There is also the eponymous bird, which makes only two appearances, both of them plump with symbolic threat. The first leaves the reader in no doubt about the portentous Mr Shakes:

Shakes’s approach startled a woodcock from its hiding place in the brambles. The fearful bird burst into the air in a drama of panicked wings, climbing with a clatter into the safe pale blue of the sky above the ancient stones'.

At their reappearance, the birds make a fretful intervention at the funeral of the local publican, an avian Götterdämmerung that only an informed ornithologist such as Smyth would dare get away with. It was once popularly believed that woodcocks migrated to the moon during the summer months, only returning to the British coast in thick exhausted flocks at the November full, as they do here. Customary lore saw them as paradigmatically dim — a ‘woodcock’ was a dunderhead or a dupe, the sort of person gullible enough to believe the rambunctious flimflam of foreign entrepreneurs, someone daft enough to resemble a game bird that was cooked ungutted and served, as Victorian culinary tradition advised, with a teaspoon for scooping the tiny brain from its split head.

In the manner of the erratic flight speeds of the woodcock itself, there is a peculiarly uneven tempo to the novel.

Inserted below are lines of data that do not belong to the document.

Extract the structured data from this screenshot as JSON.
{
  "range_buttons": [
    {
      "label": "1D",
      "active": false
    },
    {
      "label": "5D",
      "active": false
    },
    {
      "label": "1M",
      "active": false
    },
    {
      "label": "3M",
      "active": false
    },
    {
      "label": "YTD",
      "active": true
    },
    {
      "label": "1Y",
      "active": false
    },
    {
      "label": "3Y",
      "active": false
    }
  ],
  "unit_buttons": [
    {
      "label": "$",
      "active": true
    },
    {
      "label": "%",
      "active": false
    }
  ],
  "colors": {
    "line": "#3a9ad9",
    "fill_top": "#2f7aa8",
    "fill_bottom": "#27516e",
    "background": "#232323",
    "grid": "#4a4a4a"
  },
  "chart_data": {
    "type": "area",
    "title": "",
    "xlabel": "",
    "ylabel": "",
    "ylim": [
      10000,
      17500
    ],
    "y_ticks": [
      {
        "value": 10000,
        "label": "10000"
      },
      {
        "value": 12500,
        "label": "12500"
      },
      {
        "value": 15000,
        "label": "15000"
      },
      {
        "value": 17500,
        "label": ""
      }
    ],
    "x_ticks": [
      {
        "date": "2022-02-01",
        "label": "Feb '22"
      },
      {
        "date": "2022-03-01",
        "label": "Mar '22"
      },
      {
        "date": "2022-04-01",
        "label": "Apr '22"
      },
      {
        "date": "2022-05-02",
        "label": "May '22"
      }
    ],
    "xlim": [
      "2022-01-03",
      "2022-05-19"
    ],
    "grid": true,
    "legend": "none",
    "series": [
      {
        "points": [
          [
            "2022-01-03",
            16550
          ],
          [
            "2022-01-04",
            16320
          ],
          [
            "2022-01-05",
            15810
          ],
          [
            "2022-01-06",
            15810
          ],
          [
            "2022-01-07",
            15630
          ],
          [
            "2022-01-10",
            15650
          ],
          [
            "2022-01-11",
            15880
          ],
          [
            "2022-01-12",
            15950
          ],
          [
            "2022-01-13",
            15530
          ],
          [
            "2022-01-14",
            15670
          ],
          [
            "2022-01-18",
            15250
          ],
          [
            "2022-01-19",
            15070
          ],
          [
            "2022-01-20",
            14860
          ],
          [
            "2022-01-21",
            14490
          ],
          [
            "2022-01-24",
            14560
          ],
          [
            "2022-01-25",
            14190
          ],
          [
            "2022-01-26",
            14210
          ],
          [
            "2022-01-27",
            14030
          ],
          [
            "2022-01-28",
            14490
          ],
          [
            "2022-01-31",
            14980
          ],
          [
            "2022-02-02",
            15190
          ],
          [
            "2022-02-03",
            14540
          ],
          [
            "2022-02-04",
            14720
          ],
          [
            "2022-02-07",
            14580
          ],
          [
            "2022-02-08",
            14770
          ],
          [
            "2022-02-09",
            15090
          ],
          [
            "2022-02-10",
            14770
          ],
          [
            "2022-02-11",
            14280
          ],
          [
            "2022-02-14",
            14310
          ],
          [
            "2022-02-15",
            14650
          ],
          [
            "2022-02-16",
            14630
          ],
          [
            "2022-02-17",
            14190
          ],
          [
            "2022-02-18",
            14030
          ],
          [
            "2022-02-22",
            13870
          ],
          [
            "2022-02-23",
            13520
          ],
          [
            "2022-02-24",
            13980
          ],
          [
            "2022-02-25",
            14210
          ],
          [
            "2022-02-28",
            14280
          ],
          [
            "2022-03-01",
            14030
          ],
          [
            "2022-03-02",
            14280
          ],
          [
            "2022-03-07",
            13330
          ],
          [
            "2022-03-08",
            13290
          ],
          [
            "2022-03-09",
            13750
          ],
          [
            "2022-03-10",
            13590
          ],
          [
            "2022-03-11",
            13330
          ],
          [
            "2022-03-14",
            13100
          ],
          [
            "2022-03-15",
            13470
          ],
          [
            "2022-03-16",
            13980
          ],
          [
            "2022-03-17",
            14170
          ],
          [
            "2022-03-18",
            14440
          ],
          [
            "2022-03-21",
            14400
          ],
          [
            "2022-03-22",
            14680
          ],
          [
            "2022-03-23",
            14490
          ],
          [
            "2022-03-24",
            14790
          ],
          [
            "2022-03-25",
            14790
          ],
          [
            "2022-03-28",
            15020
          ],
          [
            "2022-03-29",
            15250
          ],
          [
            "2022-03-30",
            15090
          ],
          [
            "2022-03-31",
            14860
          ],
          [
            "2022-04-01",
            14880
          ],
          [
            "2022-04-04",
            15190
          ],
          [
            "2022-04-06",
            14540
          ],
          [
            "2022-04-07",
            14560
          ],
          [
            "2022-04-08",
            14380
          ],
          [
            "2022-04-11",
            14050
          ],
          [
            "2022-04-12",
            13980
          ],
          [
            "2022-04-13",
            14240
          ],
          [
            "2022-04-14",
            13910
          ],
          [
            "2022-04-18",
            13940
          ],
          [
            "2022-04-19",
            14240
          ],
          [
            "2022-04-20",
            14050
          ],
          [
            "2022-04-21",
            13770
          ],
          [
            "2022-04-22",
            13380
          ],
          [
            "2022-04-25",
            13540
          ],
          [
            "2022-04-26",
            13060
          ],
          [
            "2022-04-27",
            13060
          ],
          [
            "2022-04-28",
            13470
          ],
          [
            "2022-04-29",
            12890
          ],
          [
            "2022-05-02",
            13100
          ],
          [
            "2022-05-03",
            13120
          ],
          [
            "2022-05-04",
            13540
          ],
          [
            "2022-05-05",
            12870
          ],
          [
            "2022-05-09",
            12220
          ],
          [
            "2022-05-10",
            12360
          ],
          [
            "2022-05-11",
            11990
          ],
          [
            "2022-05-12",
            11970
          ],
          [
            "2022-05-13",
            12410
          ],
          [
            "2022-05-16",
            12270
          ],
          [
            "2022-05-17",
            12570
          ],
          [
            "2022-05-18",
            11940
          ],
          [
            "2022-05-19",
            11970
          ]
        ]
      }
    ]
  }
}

The narrative keeps refining into an enervated stasis, its principals sitting gloomily in the pub, or wandering the strand at the least hospitable times of day, the flashpoints of the plot fading into the encircling torpor. As is often the way, the more convincing psychology is invested in the less flamboyant characters, Jon’s chapters each supplemented by short italic monologues from his wife, but the tonal challenge of making outlandish figures seem plausible has generally eluded Smyth. Shakes, Aldridge and McAllister all speak overlapping variants of a declamatory theatrical style that quickly exhausts their interest as thematic nodes in the novel’s war of ideas and temperaments.

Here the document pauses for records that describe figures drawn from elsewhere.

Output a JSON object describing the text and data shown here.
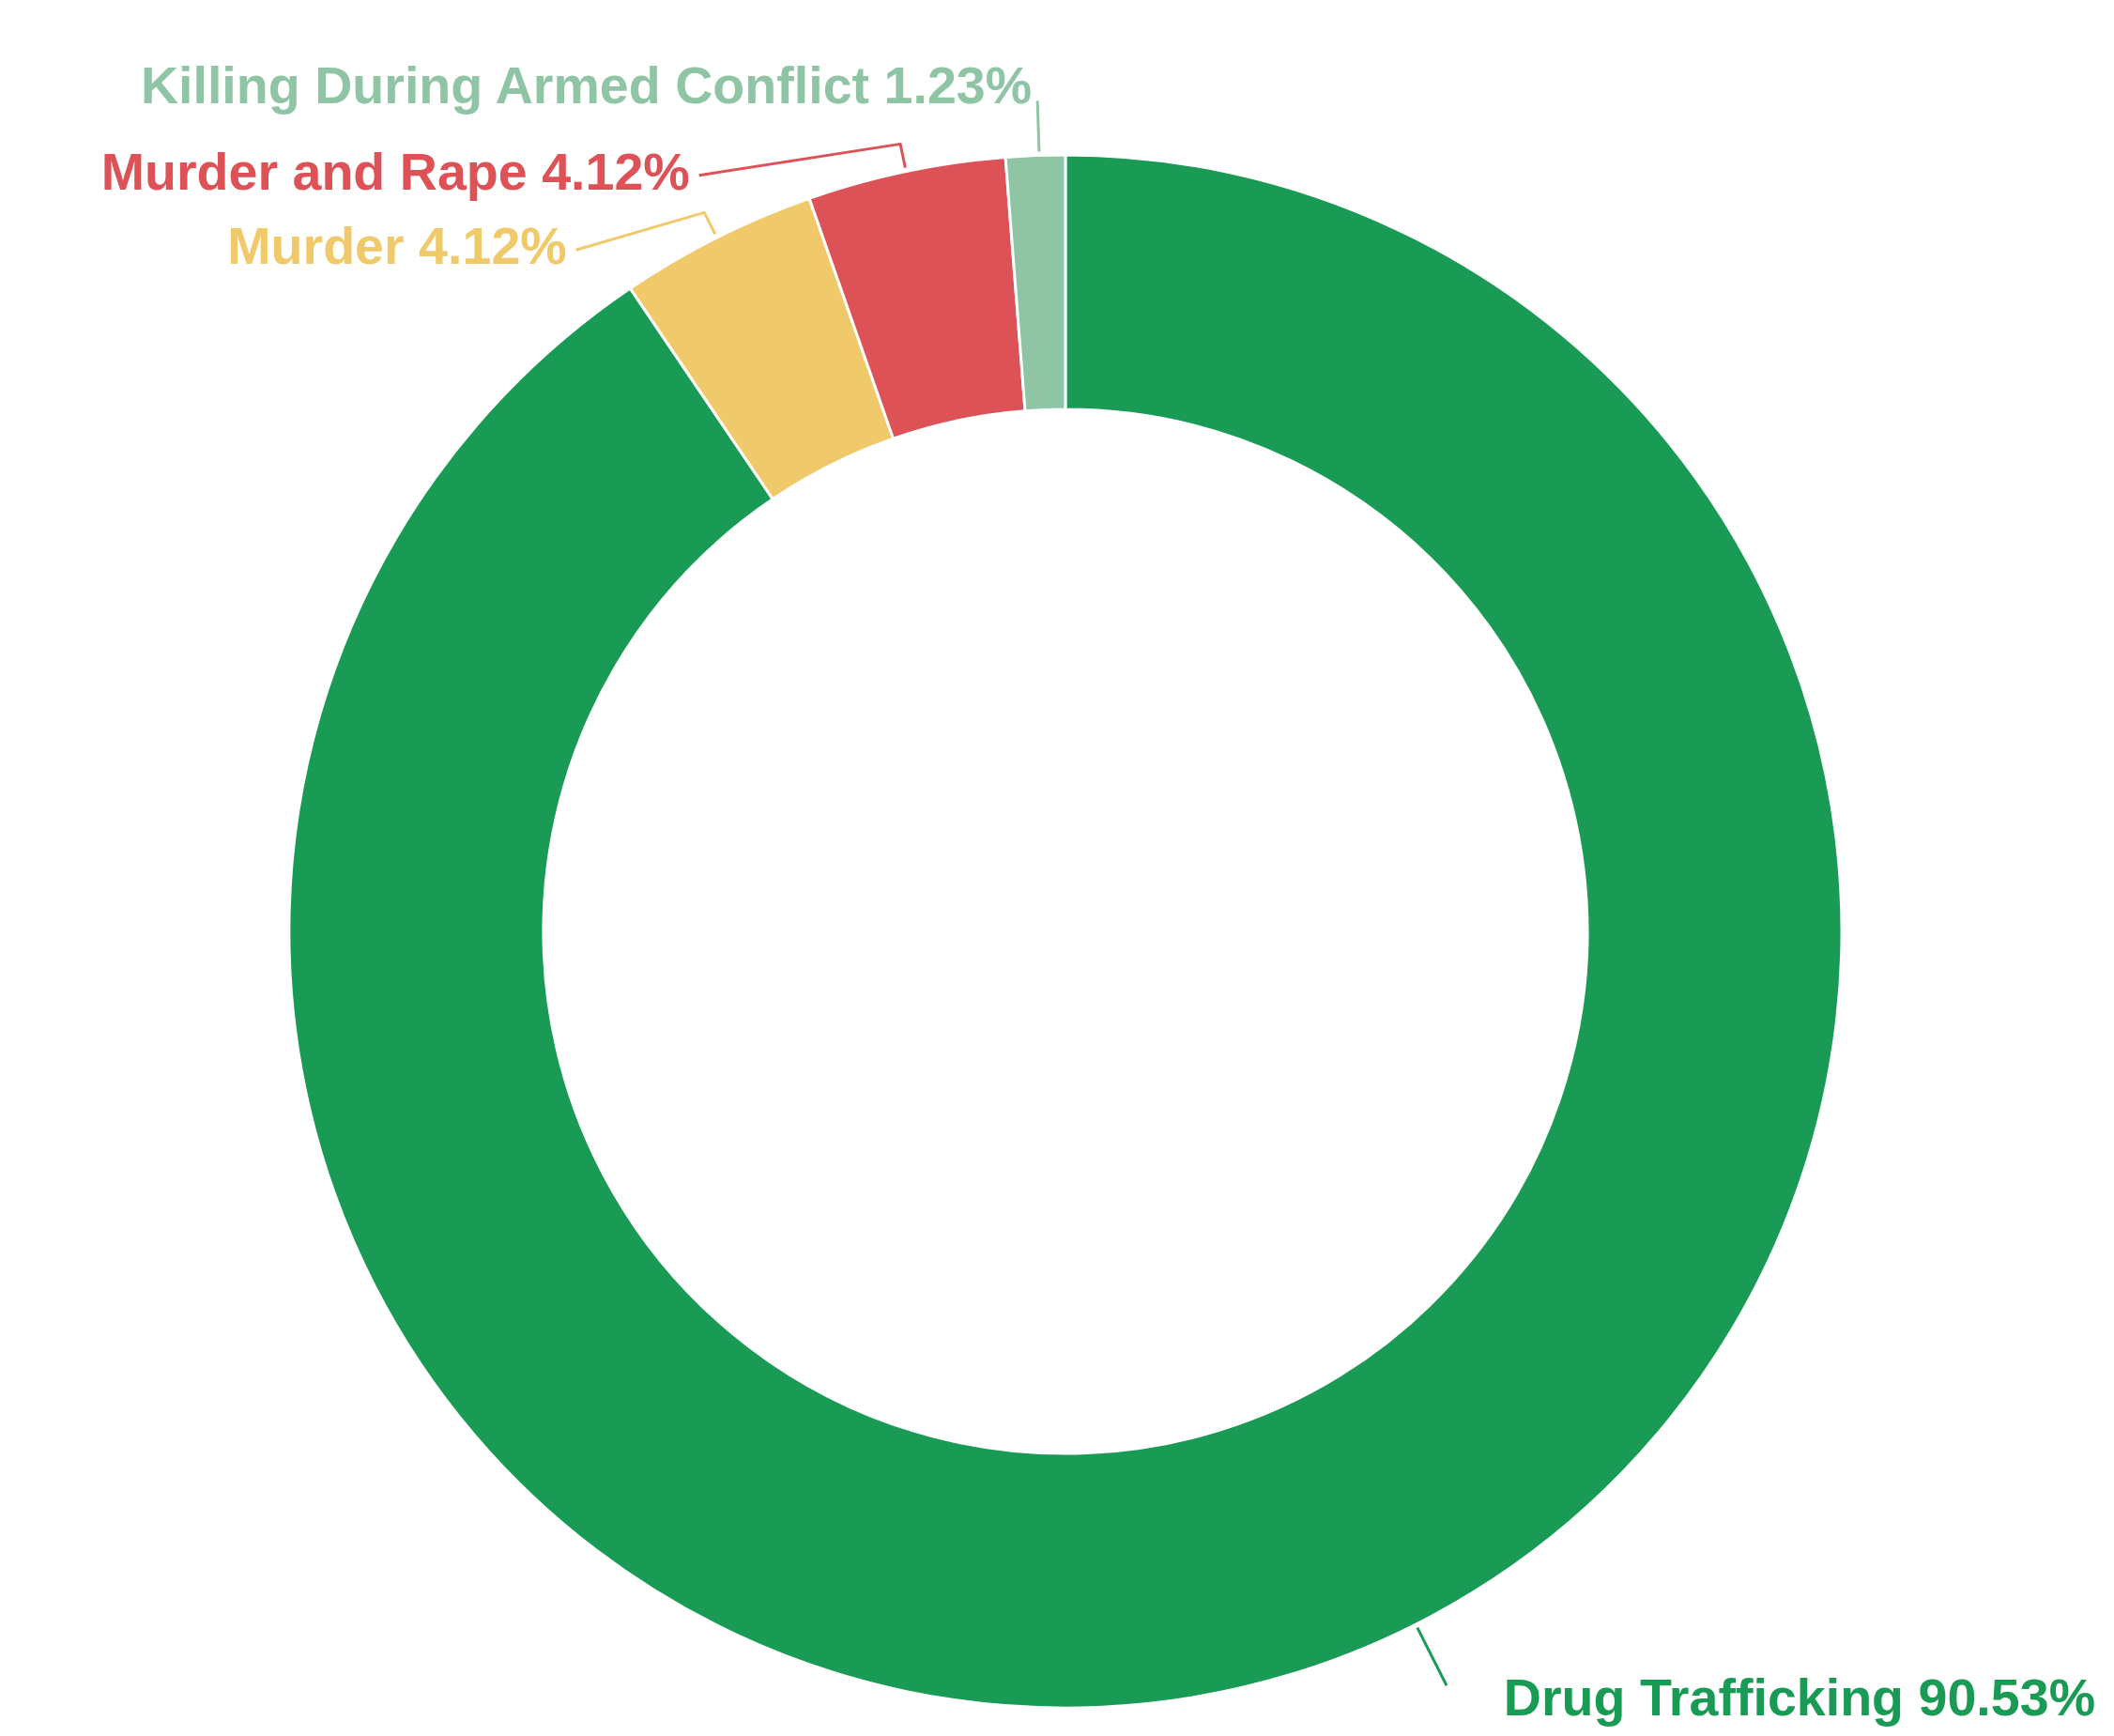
{
  "chart_data": {
    "type": "donut",
    "categories": [
      "Drug Trafficking",
      "Murder",
      "Murder and Rape",
      "Killing During Armed Conflict"
    ],
    "values": [
      90.53,
      4.12,
      4.12,
      1.23
    ],
    "colors": [
      "#1a9b55",
      "#f0c96a",
      "#dc5257",
      "#8fc5a5"
    ],
    "value_labels": [
      "90.53%",
      "4.12%",
      "4.12%",
      "1.23%"
    ]
  }
}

The vicar, particularly, would have seemed a little too ecclesiastically severe already to George Eliot, and seems to be drawn to suit the childish theology of the unbelievers, for whom the Chain of Being is the terrible consequence of a cruel God who allows his creatures to die. A young man who has absorbed the Scriptures in youth, to the extent of retaining a verbatim recall of them in sceptical adulthood to rival that of Dot in EastEnders, excoriates the Creator for inventing death, even while remaining happy to kill sand crabs as punishment for nipping him, affectlessly larding his narrative with the casual details of the naturalist’s own mortuarial candour: ‘I looked up from refreshing my killing jar with ethyl acetate’. Meanwhile, the pier goes on lengthening into the sea, a horizontal Tower of Babel displeasing to God.

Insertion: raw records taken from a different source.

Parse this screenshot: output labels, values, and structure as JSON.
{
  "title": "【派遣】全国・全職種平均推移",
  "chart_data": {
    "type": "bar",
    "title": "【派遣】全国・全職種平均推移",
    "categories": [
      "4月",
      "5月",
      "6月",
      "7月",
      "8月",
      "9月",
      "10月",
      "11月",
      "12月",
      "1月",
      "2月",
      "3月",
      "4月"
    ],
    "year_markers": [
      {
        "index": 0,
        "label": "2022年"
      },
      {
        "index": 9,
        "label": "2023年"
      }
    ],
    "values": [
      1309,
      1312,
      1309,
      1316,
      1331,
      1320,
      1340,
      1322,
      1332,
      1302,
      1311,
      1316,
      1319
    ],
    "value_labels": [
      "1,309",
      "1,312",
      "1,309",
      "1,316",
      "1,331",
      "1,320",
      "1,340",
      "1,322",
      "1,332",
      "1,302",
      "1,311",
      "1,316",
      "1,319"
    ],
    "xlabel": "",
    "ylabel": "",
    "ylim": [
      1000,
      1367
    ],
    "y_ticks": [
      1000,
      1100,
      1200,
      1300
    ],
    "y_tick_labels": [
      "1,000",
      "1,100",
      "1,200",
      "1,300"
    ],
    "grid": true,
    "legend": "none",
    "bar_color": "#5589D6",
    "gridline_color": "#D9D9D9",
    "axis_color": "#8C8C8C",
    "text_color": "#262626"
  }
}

Richard Smyth is the author of A Sweet Wild Note (2017), a much-enjoyed book about birdsong, its place in folklore and modern science. His gift for the light poetic touch in descriptive writing is impressively assured, and in evidence throughout this enigmatic work. Although set in the late 1920s, it is entirely devoid of any period feel, and none of the British characters, even the ragingly literary writer, recalls that the past tense of the verb ‘to bid’ is not ‘bid’, as in the American usage, but ‘bade’. The erotic perplexities and final dooms towards which The Woodcock flaps are handled with the full panoply of the showman’s repertoire, complete with a roiling storm off the North Sea, but Shakes’s query, implicitly posed by nearly everyone in the story — ‘what’s life without a little goddamn risk?’ — is lost amid the crashing waves.

Stuart Walton is the author of An Excursion through Chaos; In the Realm of the Senses; A Natural History of Human Emotions; Introducing Theodor Adorno; Intoxicology; and a novel, The First Day in Paradise.